Kasus ini bermula dari insiden pengeroyokan yang terjadi empat bulan lalu di kawasan Cipondoh, Tangerang. Salah satu korbannya merupakan kader Banser.
Sejauh ini, polisi telah bergerak cepat dengan menetapkan tiga tersangka yang terlibat, salah satunya Habib Bahar.
Namun, Habib Bahar sempat mangkir dari panggilan pertama pada Rabu 4 Februari 2026 kemarin. Kini Penyidik telah melayangkan surat panggilan kedua terhadap Habib Bahar yang kini berstatus sebagai tersangka.
Dalam keterangannya usai menerima audiensi dari pengurus GP Ansor dan Banser Kota Tangerang pada Sabtu 7 Februari 2026, Kapolres mengungkapkan panggilan kedua akan dilakukan pada Rabu 11 Februari 2026.

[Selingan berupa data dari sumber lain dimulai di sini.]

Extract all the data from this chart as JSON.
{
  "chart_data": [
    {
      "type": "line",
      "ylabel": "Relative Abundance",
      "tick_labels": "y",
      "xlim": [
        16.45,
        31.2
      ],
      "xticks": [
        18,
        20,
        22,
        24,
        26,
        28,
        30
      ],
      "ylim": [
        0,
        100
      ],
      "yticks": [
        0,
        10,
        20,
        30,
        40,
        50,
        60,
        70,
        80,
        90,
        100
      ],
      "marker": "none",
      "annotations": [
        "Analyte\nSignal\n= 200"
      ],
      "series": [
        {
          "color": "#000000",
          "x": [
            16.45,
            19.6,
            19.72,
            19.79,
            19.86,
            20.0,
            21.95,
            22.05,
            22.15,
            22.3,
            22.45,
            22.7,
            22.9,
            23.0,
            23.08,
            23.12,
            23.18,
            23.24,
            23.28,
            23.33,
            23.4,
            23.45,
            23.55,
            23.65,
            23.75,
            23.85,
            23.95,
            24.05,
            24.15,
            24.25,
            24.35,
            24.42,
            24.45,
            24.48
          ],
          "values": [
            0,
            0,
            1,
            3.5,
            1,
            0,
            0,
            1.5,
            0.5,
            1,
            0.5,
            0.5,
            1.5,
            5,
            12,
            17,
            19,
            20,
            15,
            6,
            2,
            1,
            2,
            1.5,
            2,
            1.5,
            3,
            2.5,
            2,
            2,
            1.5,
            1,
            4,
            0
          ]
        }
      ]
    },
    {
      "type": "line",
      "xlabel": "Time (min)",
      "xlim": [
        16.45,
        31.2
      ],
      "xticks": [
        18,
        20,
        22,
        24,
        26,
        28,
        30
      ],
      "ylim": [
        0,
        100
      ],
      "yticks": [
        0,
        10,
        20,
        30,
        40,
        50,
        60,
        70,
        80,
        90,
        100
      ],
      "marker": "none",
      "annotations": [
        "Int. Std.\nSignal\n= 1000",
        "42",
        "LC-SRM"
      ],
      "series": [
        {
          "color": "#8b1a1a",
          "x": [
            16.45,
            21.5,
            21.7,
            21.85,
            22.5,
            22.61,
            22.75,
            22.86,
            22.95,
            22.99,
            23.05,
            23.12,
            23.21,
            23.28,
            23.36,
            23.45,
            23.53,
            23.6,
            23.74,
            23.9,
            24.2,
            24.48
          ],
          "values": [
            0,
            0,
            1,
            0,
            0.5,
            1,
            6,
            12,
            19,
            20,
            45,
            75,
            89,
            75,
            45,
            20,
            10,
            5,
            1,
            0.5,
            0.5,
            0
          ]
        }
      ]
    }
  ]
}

"Kemarin sudah kita menetapkan status tersangka atas nama ABH (Habib Bahar). Dipanggil hari Rabu kemarin, namun yang bersangkutan melalui kuasa hukum melakukan penundaan. Kami sudah terbitkan panggilan kedua untuk Rabu depan, jam 10.00 WIB," ujarnya.

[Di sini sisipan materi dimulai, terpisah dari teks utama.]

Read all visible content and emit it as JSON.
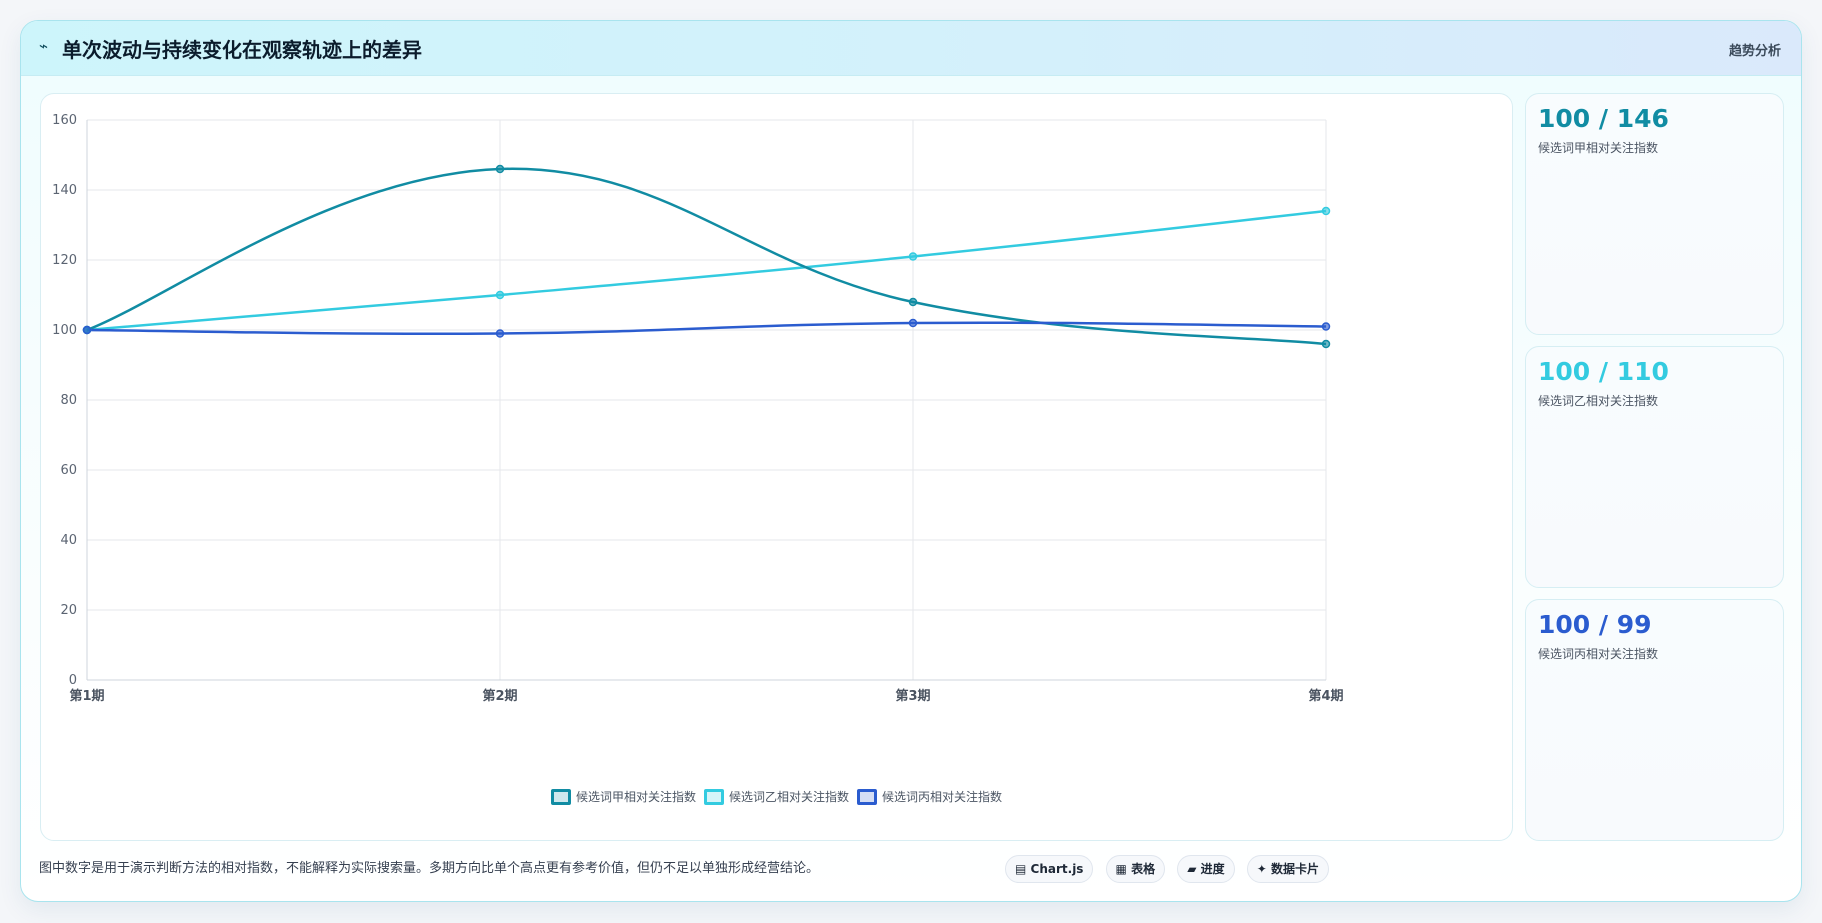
{
  "header": {
    "icon": "chart-line-icon",
    "icon_glyph": "⌁",
    "title": "单次波动与持续变化在观察轨迹上的差异",
    "tag": "趋势分析"
  },
  "colors": {
    "series_a": "#118ca3",
    "series_b": "#33cbe0",
    "series_c": "#2b5ccf"
  },
  "chart_data": {
    "type": "line",
    "title": "",
    "xlabel": "",
    "ylabel": "",
    "categories": [
      "第1期",
      "第2期",
      "第3期",
      "第4期"
    ],
    "ylim": [
      0,
      160
    ],
    "yticks": [
      0,
      20,
      40,
      60,
      80,
      100,
      120,
      140,
      160
    ],
    "grid": true,
    "legend": "bottom",
    "series": [
      {
        "name": "候选词甲相对关注指数",
        "values": [
          100,
          146,
          108,
          96
        ],
        "color": "#118ca3"
      },
      {
        "name": "候选词乙相对关注指数",
        "values": [
          100,
          110,
          121,
          134
        ],
        "color": "#33cbe0"
      },
      {
        "name": "候选词丙相对关注指数",
        "values": [
          100,
          99,
          102,
          101
        ],
        "color": "#2b5ccf"
      }
    ]
  },
  "stats": [
    {
      "value": "100 / 146",
      "label": "候选词甲相对关注指数",
      "color": "#118ca3"
    },
    {
      "value": "100 / 110",
      "label": "候选词乙相对关注指数",
      "color": "#33cbe0"
    },
    {
      "value": "100 / 99",
      "label": "候选词丙相对关注指数",
      "color": "#2b5ccf"
    }
  ],
  "footnote": "图中数字是用于演示判断方法的相对指数，不能解释为实际搜索量。多期方向比单个高点更有参考价值，但仍不足以单独形成经营结论。",
  "chips": [
    {
      "icon": "chart-icon",
      "glyph": "▤",
      "label": "Chart.js"
    },
    {
      "icon": "table-icon",
      "glyph": "▦",
      "label": "表格"
    },
    {
      "icon": "progress-icon",
      "glyph": "▰",
      "label": "进度"
    },
    {
      "icon": "sparkle-icon",
      "glyph": "✦",
      "label": "数据卡片"
    }
  ]
}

Kapolres memastikan bahwa penetapan tersangka terhadap Habib Bahar telah melalui prosedur hukum yang ketat, termasuk gelar perkara khusus.
"Semua transparan karena ada lembaga pengawas internal maupun eksternal. Jangan ragu terhadap keprofesionalan Polri," tegasnya.
Respons Terhadap Desakan Banser
Terkait desakan dari massa Banser dan GP Ansor Kota Tangerang yang meminta agar tersangka segera ditahan, Kapolres meminta semua pihak untuk bersabar dan menghormati proses hukum yang sedang berjalan.
Ia menjamin kepolisian tidak akan melakukan intervensi dan akan mengawal kasus ini hingga tuntas.
"Semua ini berproses dan merupakan kewenangan penyidik. Saya selaku Kapolres bertanggung jawab penuh. Kami imbau masyarakat tetap menjaga kamtibmas, jangan terprovokasi," tutupnya.